Bambridge was also a fine sportsman. He was a keen cricketer and footballer and was the first captain of the newly formed Marlborough FC in 1871. He wrote a letter to ‘The Field’ about the problems with local rules in football, which contributed to one set of rules being established by the FA in 1877. He was a councillor and became mayor in 1894 and seems to have been a popular and prominent member of the town throughout his life. (Wiltshire Times and Trowbridge Advertiser 27/1/1923, pp. 5, 6)
Bambridge got straight to work with the, now, Marlborough Amateur Choral Society and they gave a concert on Monday 21st June 1864 in St. Peter’s School-room ‘which was well attended’ and ‘proved remarkably attractive.’ It seems ‘Most of the pieces were given with taste and judgement’ and ‘the company which was highly select, showed their appreciation of the performance by most hearty and repeated encores’. (Wiltshire Independent, 23/6/1864, p.3)
An example of MCS’ early charitable fund raising comes from March 1874, when, ‘after covering all expenses incurred by the concert on the 18th inst’ … £3 6s. 0d was handed over to Savernake Cottage Hospital by the committee.’ (Wiltshire Independent 26/3/1874, p.3)
The early years of the Choral Society seem to have been a little insecure as an entry in the wonderfully entitled Lucy’s Local Guide, Marlborough and District Directory, Almanack and Diary for 1897 (p.190) states that the Choral Society had been ‘reinstituted’ in 1877 and ‘re-constructed in 1887, under the management and conductorship of W.S. Bambridge, Mus.B.’ The choir in 1897 consisted of 50 members and the subscription was 3/6 per term, whilst members of choirs were admitted free. Meetings were held in the Parade Schoolroom and Handel’s Messiah was ‘in rehearsal’.
Even so, there are a number of reports of concerts by the Choral Society from the 1880s. Rehearsals for Mendelssohn’s St. Paul began on 10th October 1882 (The North Wilts Herald, 13/10/ 1882, p.5) and it was subsequently performed jointly with Swindon Choral Society on Tuesday 3rd April 1883 in the Corn Exchange, Marlborough (now Waitrose). Sadly, all that rehearsing was not rewarded with a big turn out, as it was reported that ‘in all respects the concert was a success and deserved a much larger audience’ ! (Devizes and Wiltshire Gazette, 5/4/1883 p. 7).
Links with Swindon Choral seem to have been strong, no doubt facilitated by the recently opened railway line linking the two towns. In April 1896, members of Marlborough Choral augmented Swindon Choral and the choir totalled 140. The reporter stated that ‘never before in Swindon have a I heard a chorus rendered with more precision…”(Swindon Advertiser and North Wilts Chronicle, 25/4/1896, p. 5)

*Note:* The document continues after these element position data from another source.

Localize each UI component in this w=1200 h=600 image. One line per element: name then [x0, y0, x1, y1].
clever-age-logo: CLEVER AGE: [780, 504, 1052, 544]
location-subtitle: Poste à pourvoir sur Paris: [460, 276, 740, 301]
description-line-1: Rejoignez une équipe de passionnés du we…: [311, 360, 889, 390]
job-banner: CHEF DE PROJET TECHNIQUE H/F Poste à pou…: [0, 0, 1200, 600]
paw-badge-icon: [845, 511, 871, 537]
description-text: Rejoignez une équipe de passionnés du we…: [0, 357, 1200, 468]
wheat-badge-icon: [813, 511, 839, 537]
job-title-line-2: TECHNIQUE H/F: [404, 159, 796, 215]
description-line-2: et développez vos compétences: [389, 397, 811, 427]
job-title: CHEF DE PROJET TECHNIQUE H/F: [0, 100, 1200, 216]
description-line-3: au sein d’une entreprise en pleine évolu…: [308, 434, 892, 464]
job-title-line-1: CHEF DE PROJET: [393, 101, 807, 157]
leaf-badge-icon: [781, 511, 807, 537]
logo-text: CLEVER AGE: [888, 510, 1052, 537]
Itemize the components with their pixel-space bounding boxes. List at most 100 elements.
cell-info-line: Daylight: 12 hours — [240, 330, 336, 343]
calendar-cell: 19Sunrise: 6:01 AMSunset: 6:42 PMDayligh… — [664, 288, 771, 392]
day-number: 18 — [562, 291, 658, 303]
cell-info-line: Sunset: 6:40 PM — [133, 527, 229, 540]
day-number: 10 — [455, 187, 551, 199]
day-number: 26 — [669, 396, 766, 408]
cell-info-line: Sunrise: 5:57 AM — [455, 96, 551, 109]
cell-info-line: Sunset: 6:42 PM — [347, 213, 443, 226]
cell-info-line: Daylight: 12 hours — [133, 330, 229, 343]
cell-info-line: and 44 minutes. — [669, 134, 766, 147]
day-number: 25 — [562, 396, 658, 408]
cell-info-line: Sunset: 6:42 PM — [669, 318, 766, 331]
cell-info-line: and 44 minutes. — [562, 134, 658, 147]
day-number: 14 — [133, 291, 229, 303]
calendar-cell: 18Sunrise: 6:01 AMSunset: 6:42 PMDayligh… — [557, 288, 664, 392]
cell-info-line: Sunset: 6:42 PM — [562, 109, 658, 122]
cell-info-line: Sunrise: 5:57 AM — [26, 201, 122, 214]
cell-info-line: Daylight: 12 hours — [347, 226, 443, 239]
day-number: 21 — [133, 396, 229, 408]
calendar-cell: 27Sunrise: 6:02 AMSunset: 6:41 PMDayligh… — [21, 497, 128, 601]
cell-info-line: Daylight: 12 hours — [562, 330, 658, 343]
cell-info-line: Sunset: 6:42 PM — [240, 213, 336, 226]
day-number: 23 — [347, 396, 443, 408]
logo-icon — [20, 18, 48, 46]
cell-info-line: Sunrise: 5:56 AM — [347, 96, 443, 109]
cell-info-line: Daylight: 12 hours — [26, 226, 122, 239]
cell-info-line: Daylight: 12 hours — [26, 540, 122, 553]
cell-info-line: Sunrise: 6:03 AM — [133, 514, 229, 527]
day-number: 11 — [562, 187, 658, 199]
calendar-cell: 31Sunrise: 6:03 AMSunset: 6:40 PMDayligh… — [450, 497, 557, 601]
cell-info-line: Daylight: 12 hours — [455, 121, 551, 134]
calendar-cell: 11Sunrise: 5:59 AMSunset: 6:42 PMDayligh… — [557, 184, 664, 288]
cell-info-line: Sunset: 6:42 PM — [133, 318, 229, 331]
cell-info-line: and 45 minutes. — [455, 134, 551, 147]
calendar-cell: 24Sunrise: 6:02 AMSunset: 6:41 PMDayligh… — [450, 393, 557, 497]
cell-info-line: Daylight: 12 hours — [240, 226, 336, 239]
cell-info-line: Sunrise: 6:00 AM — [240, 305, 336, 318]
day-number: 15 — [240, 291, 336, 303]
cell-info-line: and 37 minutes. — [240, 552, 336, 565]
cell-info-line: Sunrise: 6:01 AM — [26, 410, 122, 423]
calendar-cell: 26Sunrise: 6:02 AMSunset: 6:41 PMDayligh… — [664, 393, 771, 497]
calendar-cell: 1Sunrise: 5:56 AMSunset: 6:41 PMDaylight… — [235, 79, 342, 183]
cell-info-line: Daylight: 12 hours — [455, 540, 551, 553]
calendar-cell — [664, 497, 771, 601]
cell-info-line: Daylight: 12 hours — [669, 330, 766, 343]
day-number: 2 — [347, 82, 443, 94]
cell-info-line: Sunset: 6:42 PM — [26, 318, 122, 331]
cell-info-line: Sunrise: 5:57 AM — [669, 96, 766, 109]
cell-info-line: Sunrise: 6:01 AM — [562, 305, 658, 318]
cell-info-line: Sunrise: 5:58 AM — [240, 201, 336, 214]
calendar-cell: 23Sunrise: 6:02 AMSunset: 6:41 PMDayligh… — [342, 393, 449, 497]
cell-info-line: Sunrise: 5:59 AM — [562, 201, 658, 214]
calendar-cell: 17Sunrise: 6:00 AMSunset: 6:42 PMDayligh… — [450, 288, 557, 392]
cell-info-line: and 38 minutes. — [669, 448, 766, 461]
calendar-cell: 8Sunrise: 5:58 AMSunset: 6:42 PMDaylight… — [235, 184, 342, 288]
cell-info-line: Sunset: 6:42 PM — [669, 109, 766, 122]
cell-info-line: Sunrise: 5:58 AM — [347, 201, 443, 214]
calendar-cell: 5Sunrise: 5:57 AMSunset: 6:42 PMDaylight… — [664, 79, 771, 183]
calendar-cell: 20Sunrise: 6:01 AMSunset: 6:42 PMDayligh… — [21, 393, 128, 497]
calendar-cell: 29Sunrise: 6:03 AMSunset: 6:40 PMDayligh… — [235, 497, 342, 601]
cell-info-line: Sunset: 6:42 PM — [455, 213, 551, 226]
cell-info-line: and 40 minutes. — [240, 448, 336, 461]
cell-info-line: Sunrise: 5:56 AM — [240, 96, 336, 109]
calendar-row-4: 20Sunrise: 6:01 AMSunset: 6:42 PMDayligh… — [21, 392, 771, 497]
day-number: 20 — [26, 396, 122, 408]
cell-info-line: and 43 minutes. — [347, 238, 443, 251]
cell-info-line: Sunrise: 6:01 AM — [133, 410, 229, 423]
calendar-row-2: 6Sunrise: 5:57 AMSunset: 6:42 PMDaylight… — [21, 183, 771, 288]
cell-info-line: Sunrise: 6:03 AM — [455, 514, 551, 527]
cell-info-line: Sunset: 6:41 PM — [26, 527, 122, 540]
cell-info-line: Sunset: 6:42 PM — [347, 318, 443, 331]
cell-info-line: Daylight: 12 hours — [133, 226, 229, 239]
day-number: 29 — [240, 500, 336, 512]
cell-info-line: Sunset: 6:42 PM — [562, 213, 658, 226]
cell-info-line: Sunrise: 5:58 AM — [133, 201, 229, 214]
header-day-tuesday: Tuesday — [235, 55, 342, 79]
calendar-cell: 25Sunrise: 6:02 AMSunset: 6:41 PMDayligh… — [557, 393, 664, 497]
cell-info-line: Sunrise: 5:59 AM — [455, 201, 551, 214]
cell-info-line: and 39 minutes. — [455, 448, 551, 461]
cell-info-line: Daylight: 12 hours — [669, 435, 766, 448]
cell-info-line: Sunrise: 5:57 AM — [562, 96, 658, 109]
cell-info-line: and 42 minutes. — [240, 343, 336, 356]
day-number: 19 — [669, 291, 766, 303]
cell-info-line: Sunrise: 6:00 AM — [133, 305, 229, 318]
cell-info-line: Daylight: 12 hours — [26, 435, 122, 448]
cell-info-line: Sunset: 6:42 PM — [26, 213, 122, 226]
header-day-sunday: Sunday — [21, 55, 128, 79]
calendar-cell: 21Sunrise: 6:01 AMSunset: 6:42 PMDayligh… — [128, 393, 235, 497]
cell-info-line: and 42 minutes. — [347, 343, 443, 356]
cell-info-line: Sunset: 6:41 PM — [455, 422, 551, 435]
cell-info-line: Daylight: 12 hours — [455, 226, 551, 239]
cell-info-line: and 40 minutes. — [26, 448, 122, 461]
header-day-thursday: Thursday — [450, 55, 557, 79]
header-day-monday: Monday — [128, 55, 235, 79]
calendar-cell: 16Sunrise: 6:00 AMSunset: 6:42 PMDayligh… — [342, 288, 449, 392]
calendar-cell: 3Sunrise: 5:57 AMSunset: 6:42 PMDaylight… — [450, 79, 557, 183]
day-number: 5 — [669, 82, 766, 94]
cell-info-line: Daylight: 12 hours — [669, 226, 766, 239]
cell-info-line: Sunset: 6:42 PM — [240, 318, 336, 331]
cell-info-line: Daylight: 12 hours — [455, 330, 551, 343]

There were also performances by Marlborough Choral of Handels’ Jephtha in 1885 and Haydn’s Creation in 1889 when a ‘band and chorus of 100 performers was assembled (Swindon Advertiser and North Wilts Chronicle 2/3/1889, p.1).

W.S. Bambridge as a young man and in later life.
Bambridge’s association with Marlborough Choral seems to have been a long and successful one. Concerts under his conductorship continued well into the 20th century and following his death in 1923, the then conductor of the Choral Society, Mr F.J. Hill, applied to the Town Council for permission to erect a tablet to Bambridge in memory of all he had done for the town musically and otherwise.
The Choral Society remained active well into the 1930s (I have not delved into the post-war years!), though Marlborough Choral members were not always as adventurous as now. In July 1933, it warranted reporting that ‘a Latin work, Dvorak’s Stabat Mater, was to be produced next season.’ Apparently, ‘several members were opposed to the idea of singing Latin works’ when the arrangements for the coming season were discussed at the annual meeting of the Society (North Wilts Herald, 28/7/1933, p.11).